The reported metrics are frame-level AUC-ROC, F1, FAR, and MR. The paper defines F1 as the harmonic mean of precision and recall, FAR as the false alarm rate over total non-voice frames, and MR as the miss rate over total voice frames (Xu et al., 11 Mar 2026). For neural VAD systems, a fixed threshold of 8 is used for all models without per-system tuning. The baselines are Silero-VAD, TEN-VAD, FunASR-VAD, and WebRTC-VAD.
| Metric | FireRedVAD | Comparison note |
|---|---|---|
| AUC-ROC (%) | 99.60 | Higher than Silero-VAD 97.99 and TEN-VAD 97.81 |
| F1 (%) | 97.57 | Higher than Silero-VAD 95.95, TEN-VAD 95.19, FunASR-VAD 90.91, WebRTC-VAD 52.30 |
| FAR (%) | 2.69 | Lower than Silero-VAD 9.41, TEN-VAD 15.47, FunASR-VAD 44.03; comparable to WebRTC-VAD 2.83 |
| MR (%) | 3.62 | Higher than TEN-VAD 2.95 and FunASR-VAD 0.42; lower than WebRTC-VAD 64.15 |
The authors characterize these results as state of the art on FLEURS-VAD-102, emphasizing especially the combination of 97.57% frame-level F1, 99.60% AUC-ROC, and a model size of approximately 9 million parameters (Xu et al., 11 Mar 2026).
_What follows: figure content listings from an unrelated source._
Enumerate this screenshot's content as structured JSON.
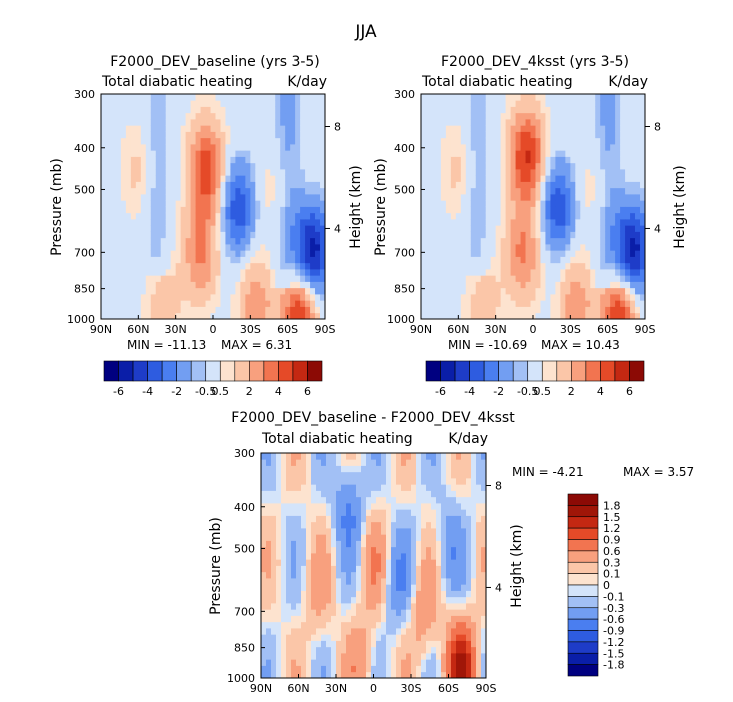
{
  "figure": {
    "title": "JJA"
  },
  "chart_data": [
    {
      "type": "heatmap",
      "title": "F2000_DEV_baseline (yrs 3-5)",
      "subtitle_left": "Total diabatic heating",
      "subtitle_right": "K/day",
      "xlabel": "",
      "ylabel": "Pressure (mb)",
      "y2label": "Height (km)",
      "x_ticks": [
        "90N",
        "60N",
        "30N",
        "0",
        "30S",
        "60S",
        "90S"
      ],
      "x_range": [
        90,
        -90
      ],
      "y_ticks": [
        "300",
        "400",
        "500",
        "700",
        "850",
        "1000"
      ],
      "y_range_mb": [
        1000,
        300
      ],
      "y2_ticks": [
        "8",
        "4"
      ],
      "min_text": "MIN = -11.13",
      "max_text": "MAX =   6.31",
      "min": -11.13,
      "max": 6.31,
      "colorbar_labels": [
        "-6",
        "-4",
        "-2",
        "-0.5",
        "0.5",
        "2",
        "4",
        "6"
      ],
      "colorbar_levels": [
        -6,
        -5,
        -4,
        -3,
        -2,
        -1,
        -0.5,
        0.5,
        1,
        2,
        3,
        4,
        5,
        6
      ],
      "features": [
        {
          "lat": 5,
          "p": 450,
          "value": 4.5
        },
        {
          "lat": 10,
          "p": 700,
          "value": 3
        },
        {
          "lat": -70,
          "p": 960,
          "value": 5
        },
        {
          "lat": -35,
          "p": 920,
          "value": 2.5
        },
        {
          "lat": 40,
          "p": 930,
          "value": 1.5
        },
        {
          "lat": -20,
          "p": 550,
          "value": -4
        },
        {
          "lat": -80,
          "p": 700,
          "value": -6
        },
        {
          "lat": 60,
          "p": 450,
          "value": 1
        },
        {
          "lat": -50,
          "p": 500,
          "value": 1
        }
      ]
    },
    {
      "type": "heatmap",
      "title": "F2000_DEV_4ksst (yrs 3-5)",
      "subtitle_left": "Total diabatic heating",
      "subtitle_right": "K/day",
      "xlabel": "",
      "ylabel": "Pressure (mb)",
      "y2label": "Height (km)",
      "x_ticks": [
        "90N",
        "60N",
        "30N",
        "0",
        "30S",
        "60S",
        "90S"
      ],
      "x_range": [
        90,
        -90
      ],
      "y_ticks": [
        "300",
        "400",
        "500",
        "700",
        "850",
        "1000"
      ],
      "y_range_mb": [
        1000,
        300
      ],
      "y2_ticks": [
        "8",
        "4"
      ],
      "min_text": "MIN = -10.69",
      "max_text": "MAX =  10.43",
      "min": -10.69,
      "max": 10.43,
      "colorbar_labels": [
        "-6",
        "-4",
        "-2",
        "-0.5",
        "0.5",
        "2",
        "4",
        "6"
      ],
      "colorbar_levels": [
        -6,
        -5,
        -4,
        -3,
        -2,
        -1,
        -0.5,
        0.5,
        1,
        2,
        3,
        4,
        5,
        6
      ],
      "features": [
        {
          "lat": 5,
          "p": 420,
          "value": 5
        },
        {
          "lat": 8,
          "p": 700,
          "value": 3
        },
        {
          "lat": -70,
          "p": 960,
          "value": 5
        },
        {
          "lat": -35,
          "p": 920,
          "value": 2.5
        },
        {
          "lat": 40,
          "p": 930,
          "value": 1.5
        },
        {
          "lat": -20,
          "p": 550,
          "value": -4
        },
        {
          "lat": -80,
          "p": 700,
          "value": -6
        },
        {
          "lat": 60,
          "p": 450,
          "value": 1
        },
        {
          "lat": -50,
          "p": 500,
          "value": 1
        }
      ]
    },
    {
      "type": "heatmap",
      "title": "F2000_DEV_baseline - F2000_DEV_4ksst",
      "subtitle_left": "Total diabatic heating",
      "subtitle_right": "K/day",
      "xlabel": "",
      "ylabel": "Pressure (mb)",
      "y2label": "Height (km)",
      "x_ticks": [
        "90N",
        "60N",
        "30N",
        "0",
        "30S",
        "60S",
        "90S"
      ],
      "x_range": [
        90,
        -90
      ],
      "y_ticks": [
        "300",
        "400",
        "500",
        "700",
        "850",
        "1000"
      ],
      "y_range_mb": [
        1000,
        300
      ],
      "y2_ticks": [
        "8",
        "4"
      ],
      "min_text": "MIN =   -4.21",
      "max_text": "MAX =    3.57",
      "min": -4.21,
      "max": 3.57,
      "colorbar_labels": [
        "1.8",
        "1.5",
        "1.2",
        "0.9",
        "0.6",
        "0.3",
        "0.1",
        "0",
        "-0.1",
        "-0.3",
        "-0.6",
        "-0.9",
        "-1.2",
        "-1.5",
        "-1.8"
      ],
      "colorbar_levels": [
        -1.8,
        -1.5,
        -1.2,
        -0.9,
        -0.6,
        -0.3,
        -0.1,
        0,
        0.1,
        0.3,
        0.6,
        0.9,
        1.2,
        1.5,
        1.8
      ],
      "features": [
        {
          "lat": 20,
          "p": 400,
          "value": -0.6
        },
        {
          "lat": 0,
          "p": 550,
          "value": 0.4
        },
        {
          "lat": -20,
          "p": 600,
          "value": -0.5
        },
        {
          "lat": 45,
          "p": 650,
          "value": 0.3
        },
        {
          "lat": -40,
          "p": 700,
          "value": 0.5
        },
        {
          "lat": -70,
          "p": 950,
          "value": 1.5
        },
        {
          "lat": 10,
          "p": 900,
          "value": 0.4
        },
        {
          "lat": -60,
          "p": 500,
          "value": -0.4
        }
      ]
    }
  ],
  "palette": {
    "levels14": [
      "#000080",
      "#0a1ea8",
      "#1e3cc8",
      "#2e5ce0",
      "#4a7ef0",
      "#729ef2",
      "#a2c0f5",
      "#d4e4fa",
      "#fde3cf",
      "#fbc6a8",
      "#f8a07e",
      "#f27450",
      "#e54a28",
      "#c42812",
      "#8c0a05"
    ],
    "diff16": [
      "#000080",
      "#0a1ea8",
      "#1e3cc8",
      "#2e5ce0",
      "#4a7ef0",
      "#729ef2",
      "#a2c0f5",
      "#d4e4fa",
      "#fde3cf",
      "#fbc6a8",
      "#f8a07e",
      "#f27450",
      "#e54a28",
      "#c42812",
      "#a01608",
      "#8c0a05"
    ]
  }
}
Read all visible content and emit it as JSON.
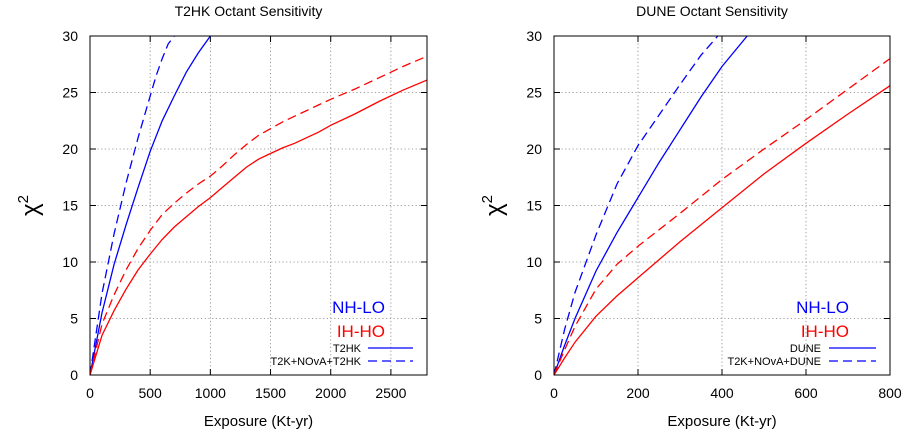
{
  "chart_data": [
    {
      "type": "line",
      "title": "T2HK Octant Sensitivity",
      "xlabel": "Exposure (Kt-yr)",
      "ylabel": "χ",
      "ylabel_sup": "2",
      "xlim": [
        0,
        2800
      ],
      "ylim": [
        0,
        30
      ],
      "xticks": [
        0,
        500,
        1000,
        1500,
        2000,
        2500
      ],
      "yticks": [
        0,
        5,
        10,
        15,
        20,
        25,
        30
      ],
      "grid": true,
      "legend_position": "bottom-right",
      "annotations": [
        {
          "text": "NH-LO",
          "color": "#0000ff"
        },
        {
          "text": "IH-HO",
          "color": "#ff0000"
        }
      ],
      "legend": [
        {
          "label": "T2HK",
          "style": "solid"
        },
        {
          "label": "T2K+NOvA+T2HK",
          "style": "dashed"
        }
      ],
      "series": [
        {
          "color": "#0000ff",
          "style": "solid",
          "x": [
            0,
            100,
            200,
            300,
            400,
            500,
            600,
            700,
            800,
            900,
            1000
          ],
          "y": [
            0,
            5.5,
            9.8,
            13.3,
            16.6,
            19.8,
            22.5,
            24.7,
            26.8,
            28.5,
            30
          ]
        },
        {
          "color": "#0000ff",
          "style": "dashed",
          "x": [
            0,
            100,
            200,
            300,
            400,
            500,
            550,
            600,
            650,
            700
          ],
          "y": [
            0,
            7.2,
            12.5,
            17.0,
            21.0,
            24.7,
            26.5,
            28.0,
            29.3,
            30
          ]
        },
        {
          "color": "#ff0000",
          "style": "solid",
          "x": [
            0,
            100,
            200,
            300,
            400,
            500,
            600,
            700,
            800,
            900,
            1000,
            1100,
            1200,
            1300,
            1400,
            1500,
            1600,
            1700,
            1800,
            1900,
            2000,
            2200,
            2400,
            2600,
            2800
          ],
          "y": [
            0,
            3.5,
            5.7,
            7.6,
            9.3,
            10.7,
            12.0,
            13.1,
            14.0,
            14.9,
            15.7,
            16.6,
            17.5,
            18.4,
            19.1,
            19.6,
            20.1,
            20.5,
            21.0,
            21.5,
            22.1,
            23.1,
            24.2,
            25.2,
            26.1
          ]
        },
        {
          "color": "#ff0000",
          "style": "dashed",
          "x": [
            0,
            100,
            200,
            300,
            400,
            500,
            600,
            700,
            800,
            900,
            1000,
            1100,
            1200,
            1300,
            1400,
            1500,
            1600,
            1700,
            1800,
            1900,
            2000,
            2200,
            2400,
            2600,
            2800
          ],
          "y": [
            0,
            4.5,
            7.1,
            9.3,
            11.2,
            12.8,
            14.2,
            15.2,
            16.1,
            16.9,
            17.6,
            18.5,
            19.5,
            20.4,
            21.2,
            21.8,
            22.4,
            22.9,
            23.4,
            23.9,
            24.4,
            25.3,
            26.3,
            27.3,
            28.2
          ]
        }
      ]
    },
    {
      "type": "line",
      "title": "DUNE Octant Sensitivity",
      "xlabel": "Exposure (Kt-yr)",
      "ylabel": "χ",
      "ylabel_sup": "2",
      "xlim": [
        0,
        800
      ],
      "ylim": [
        0,
        30
      ],
      "xticks": [
        0,
        200,
        400,
        600,
        800
      ],
      "yticks": [
        0,
        5,
        10,
        15,
        20,
        25,
        30
      ],
      "grid": true,
      "legend_position": "bottom-right",
      "annotations": [
        {
          "text": "NH-LO",
          "color": "#0000ff"
        },
        {
          "text": "IH-HO",
          "color": "#ff0000"
        }
      ],
      "legend": [
        {
          "label": "DUNE",
          "style": "solid"
        },
        {
          "label": "T2K+NOvA+DUNE",
          "style": "dashed"
        }
      ],
      "series": [
        {
          "color": "#0000ff",
          "style": "solid",
          "x": [
            0,
            25,
            50,
            100,
            150,
            200,
            250,
            300,
            350,
            400,
            460
          ],
          "y": [
            0,
            2.6,
            5.0,
            9.2,
            12.6,
            15.7,
            18.8,
            21.7,
            24.6,
            27.3,
            30
          ]
        },
        {
          "color": "#0000ff",
          "style": "dashed",
          "x": [
            0,
            25,
            50,
            100,
            150,
            200,
            250,
            300,
            350,
            390
          ],
          "y": [
            0,
            4.0,
            7.3,
            12.4,
            16.9,
            20.3,
            23.0,
            25.7,
            28.3,
            30
          ]
        },
        {
          "color": "#ff0000",
          "style": "solid",
          "x": [
            0,
            25,
            50,
            100,
            150,
            200,
            300,
            400,
            500,
            600,
            700,
            800
          ],
          "y": [
            0,
            1.5,
            2.9,
            5.2,
            7.0,
            8.6,
            11.8,
            14.8,
            17.8,
            20.5,
            23.1,
            25.6
          ]
        },
        {
          "color": "#ff0000",
          "style": "dashed",
          "x": [
            0,
            25,
            50,
            100,
            150,
            200,
            300,
            400,
            500,
            600,
            700,
            800
          ],
          "y": [
            0,
            2.2,
            4.3,
            7.6,
            9.8,
            11.4,
            14.3,
            17.3,
            20.0,
            22.6,
            25.3,
            28.0
          ]
        }
      ]
    }
  ]
}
They also interpret the metric trade-offs explicitly: FunASR-VAD attains a very low MR by aggressively labeling speech, but incurs a very high FAR of 44.03%, while WebRTC-VAD achieves low FAR at the cost of an extremely high MR of 64.15%. In contrast, FireRedVAD is presented as operating at a more balanced point.
The broader significance of these results lies in the stated integration benefits for FireRedASR2S. Clean VAD segments are said to benefit FireRedLID by reducing confusion from noise and music, reduce computational cost for FireRedASR2 by avoiding transcription of silence and music, and indirectly help FireRedPunc because segment boundaries often align with sentence or clause boundaries (Xu et al., 11 Mar 2026). The paper also notes that FireRedVAD can be deployed as a standalone segmentation front-end.
The paper does not provide a dedicated empirical failure analysis for FireRedVAD, but it does imply several limitations. Event granularity in mVAD is currently restricted to speech, singing, and music. More fine-grained acoustic events, including overlapping speech and specific noise types, are not modeled. Although multi-label outputs allow overlap in principle, implementation details and performance under heavy overlap are not elaborated. Additional benchmark coverage for extreme noise, far-field microphones, or more unusual acoustic environments is likewise not reported (Xu et al., 11 Mar 2026). These omissions do not contradict the reported multilingual robustness, but they delimit the scope of the current evidence.